The trial court applied those precedents and ruled for Mr. Koontz, but the Florida Supreme Court reversed finding Nollan and Dolan distinguishable on two grounds.

Today, we reject both of those rationales and therefore reverse.

First, the Florida Supreme Court thought that it made a difference whether a local authority says, “Your permit is granted on the condition that you give us your property,” as suppose to saying, “Your permit is denied because you refused to give us your property.”

We hold that Nollan and Dolan cannot be so easily circumvented.

They are special applications of the unconstitutional conditions doctrine which forbids the government from coercing someone into giving up a constitutional right.

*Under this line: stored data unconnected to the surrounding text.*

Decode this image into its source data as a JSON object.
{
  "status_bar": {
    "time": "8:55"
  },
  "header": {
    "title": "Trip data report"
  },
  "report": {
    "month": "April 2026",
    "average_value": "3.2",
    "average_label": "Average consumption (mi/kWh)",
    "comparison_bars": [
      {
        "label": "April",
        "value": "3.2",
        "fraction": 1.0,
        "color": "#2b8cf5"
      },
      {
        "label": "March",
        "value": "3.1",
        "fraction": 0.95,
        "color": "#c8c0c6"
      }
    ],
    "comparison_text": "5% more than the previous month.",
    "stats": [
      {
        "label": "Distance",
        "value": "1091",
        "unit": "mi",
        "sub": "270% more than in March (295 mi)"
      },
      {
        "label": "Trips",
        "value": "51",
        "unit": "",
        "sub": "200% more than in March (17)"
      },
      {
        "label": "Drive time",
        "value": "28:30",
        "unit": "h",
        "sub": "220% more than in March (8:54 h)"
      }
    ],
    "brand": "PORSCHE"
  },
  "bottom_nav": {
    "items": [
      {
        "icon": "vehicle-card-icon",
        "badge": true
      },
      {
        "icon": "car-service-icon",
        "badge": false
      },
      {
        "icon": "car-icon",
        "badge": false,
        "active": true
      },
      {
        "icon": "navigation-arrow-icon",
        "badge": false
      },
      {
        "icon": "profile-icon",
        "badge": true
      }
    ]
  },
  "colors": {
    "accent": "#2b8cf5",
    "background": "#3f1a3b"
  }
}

We have repeatedly held that this doctrine applies with equal force, regardless of whether the government phrases its demand as a condition precedent or a condition subsequent to obtaining a governmental benefit.

Under that, well-settled principle, Nollan and Dolan apply, regardless of whether permitting officials used the words “only, if, or, not, unless.”

Second and for similar reasons, we hold that the State Supreme Court should have applied Nollan and Dolan even though respondents demand was for money rather than a tangible interest in real property.

Demands for money in the land use permitting context implicate the central concern of Nollan and Dolan that the government may abuse its broad discretion to regulate land use to extort property that the Takings Clause would otherwise require it to pay for.

As a practical matter, there is not much difference between a demand that a landowner give up a certain portion of its property and a demand that the landowner pay the value of the property in question, which of course would allow the land use authority than to turn around if it has the eminent domain power, condemn the land and acquire the land in that way.

Again, Nollan and Dolan cannot be so easily circumvented.

Despite respondent’s argument to the contrary, this case does not implicate Eastern Enterprises versus Apfel in which five Justices took the position that a governmental demand for money from an unspecified source cannot give rise to a taking.

Unlike the demand at issue in that case, here, the District’s demand burdened the ownership of a specific parcel of real property.

The judgment of the Florida Supreme Court is reversed.

Justice Kagan has filed a dissenting opinion in which Justices Ginsburg, Breyer, and Sotomayor have joined.